_Why the office is at the heart of a hybrid working model
Our consulting practice has been working with clients around the globe to make sense of the emerging new world, profiling over 50,000 employees from many sectors, to re-imagine the workplace of the future.
What we have learned is that few employees amongst our client-base want to go back to the pre-pandemic ways of working, but the future is not just a choice between working in the office and home. The real opportunity for businesses is far more exciting and interesting than that, with the office playing an even more important role at the heart of a hybrid work model.
What is the hybrid working model?
So, what is the hybrid model? Well, there is no one size fits all approach, and responding to the question is the answer. Different companies will have their own models, and even departments within the business can have a varied approach. The scope is not just where you work, but how and when you work, and this may change over time or even be dynamic through a monthly or annual cycle.
One of our fast growing FinTech clients is now recruiting highly competitive skills such as engineering from around Europe, not just London, enabling staff to work from home but come to London four days a quarter. Their UK staff are also only required to be in the office two days a week, with set regimes around planning and socialisation during those days.
The rest of the time, it is their choice: home or office. However, for twelve weeks a year anybody can work anywhere in the UK or abroad. So will we see the concept of ‘workcations’ emerge. People could go away for, 12 weeks, working 8-10 of them during the day, then enjoying evenings, weekends and the remaining holiday time somewhere new and interesting, whilst their flat in London is rented out on Airbnb, funding their trip.
Chief People Officer Kathleen Hogan recognises that with a company the size of Microsoft, hybrid working will have many different flavours and will ultimately will be a dialogue between manager and employee addressing the time you can work from home, where you work and how much you work.
The manager’s role is to empower the employee and keep people connected, whilst coaching and caring for their wellbeing. This means working through a whole new set of competences for the hybrid manager.
Potentially, the ideal hybrid model brings together the best of both worlds – the structure, cohesion and culture of the physical world with the flexibility and diversity of the virtual world. But it’s important to be aware of the drawbacks and potential risks.
How to develop your hybrid working model
The starting point must be to listen to your stakeholders, including obviously employees, but also clients. We have been facilitating processes of listening to staff through focus groups and surveys, and the process is critical to really ground your strategy and policy on real insight, rather than what you read in the press, hear by an anecdote or know from personal perception.
The engagement should be two way and balance what is right for the company and staff, but also what’s right for clients. The way clients are working is changing as well, and talking to them about their changing needs can be enlightening. Now is the time to have these discussions with stakeholders.
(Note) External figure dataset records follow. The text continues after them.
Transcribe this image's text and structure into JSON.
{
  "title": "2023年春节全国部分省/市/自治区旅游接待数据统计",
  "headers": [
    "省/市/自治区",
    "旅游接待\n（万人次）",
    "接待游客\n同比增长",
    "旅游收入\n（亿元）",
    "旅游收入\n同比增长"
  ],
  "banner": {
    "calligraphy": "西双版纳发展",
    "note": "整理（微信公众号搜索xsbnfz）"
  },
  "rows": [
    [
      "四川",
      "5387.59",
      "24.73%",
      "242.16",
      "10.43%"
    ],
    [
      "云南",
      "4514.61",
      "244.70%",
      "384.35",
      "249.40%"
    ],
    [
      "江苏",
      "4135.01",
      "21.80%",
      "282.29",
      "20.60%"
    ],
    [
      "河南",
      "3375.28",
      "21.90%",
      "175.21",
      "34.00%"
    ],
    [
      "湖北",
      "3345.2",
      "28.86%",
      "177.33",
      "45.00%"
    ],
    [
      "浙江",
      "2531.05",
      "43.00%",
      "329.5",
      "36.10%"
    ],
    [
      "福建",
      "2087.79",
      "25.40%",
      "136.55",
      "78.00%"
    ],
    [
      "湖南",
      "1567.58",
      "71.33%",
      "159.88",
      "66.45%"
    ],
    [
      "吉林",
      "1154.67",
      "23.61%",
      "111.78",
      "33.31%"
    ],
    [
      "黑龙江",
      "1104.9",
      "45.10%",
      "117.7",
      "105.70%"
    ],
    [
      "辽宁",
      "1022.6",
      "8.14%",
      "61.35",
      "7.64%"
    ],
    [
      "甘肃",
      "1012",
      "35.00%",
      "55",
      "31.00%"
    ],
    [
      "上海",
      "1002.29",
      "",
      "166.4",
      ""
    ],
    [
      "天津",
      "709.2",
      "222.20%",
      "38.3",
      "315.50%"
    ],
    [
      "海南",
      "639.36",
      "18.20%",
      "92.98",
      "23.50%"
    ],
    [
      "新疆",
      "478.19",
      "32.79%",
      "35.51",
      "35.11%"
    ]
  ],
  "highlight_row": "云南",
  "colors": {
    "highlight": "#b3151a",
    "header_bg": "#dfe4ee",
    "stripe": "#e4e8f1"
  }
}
They can be far-ranging and include expectations, support, protocols and work-life balance, processes and wellbeing.
What is the purpose of the office in a hybrid world?
What is the purpose of the office in the post-pandemic world? Well, fundamentally it has always been to support the organisational purpose and bring people together to deliver the services and products in the markets covered. Much of this can be related to core processes and systems, but what provides companies with competitive advantage is often the intangible shared values and strategies for innovation and change.
It is in these areas where the office adds more value than a virtual platform, connecting people and ideas that define the organisation and shape its evolution and development.
In the hybrid world, the workplace becomes the stage for four key critical success factors of any organisation.
- Education: The osmosis of the office has always facilitated tacit learning and knowledge. Senior staff need to recognise that they need to invest time in the office to continue this process of development.
- Innovation: The process of sparking or developing ideas within groups and especially between groups is facilitated better in the workplace than on virtual platforms.
- Collaboration: Within the organisation and especially between organisations, collaboration is better facilitated through the workplace. Whilst businesses have continued to develop existing relationships online, the art of prospecting and creating new relationships has proved much more difficult.
Hosting and attending physical events enable interactions at multiple levels that are simply not possible online, although this is another area where the hybrid events of the future should be able to blend the best of both worlds, enabling many more attendees, but with high-quality face-to-face interaction. - Culture: The ‘way things are done around here’ is one of the most important motivational drivers for a business and a key differentiator in most Employee Value Propositions (EVPs). The culture needs to be nurtured and developed, with the workplace and social interaction within it providing its foundation.
There is no doubt that the office will still remain a place to work for many who will not be able to work from home, but a focus on these four elements will ensure that the workplace is a critical platform for all and is designed to maximise its value to the business.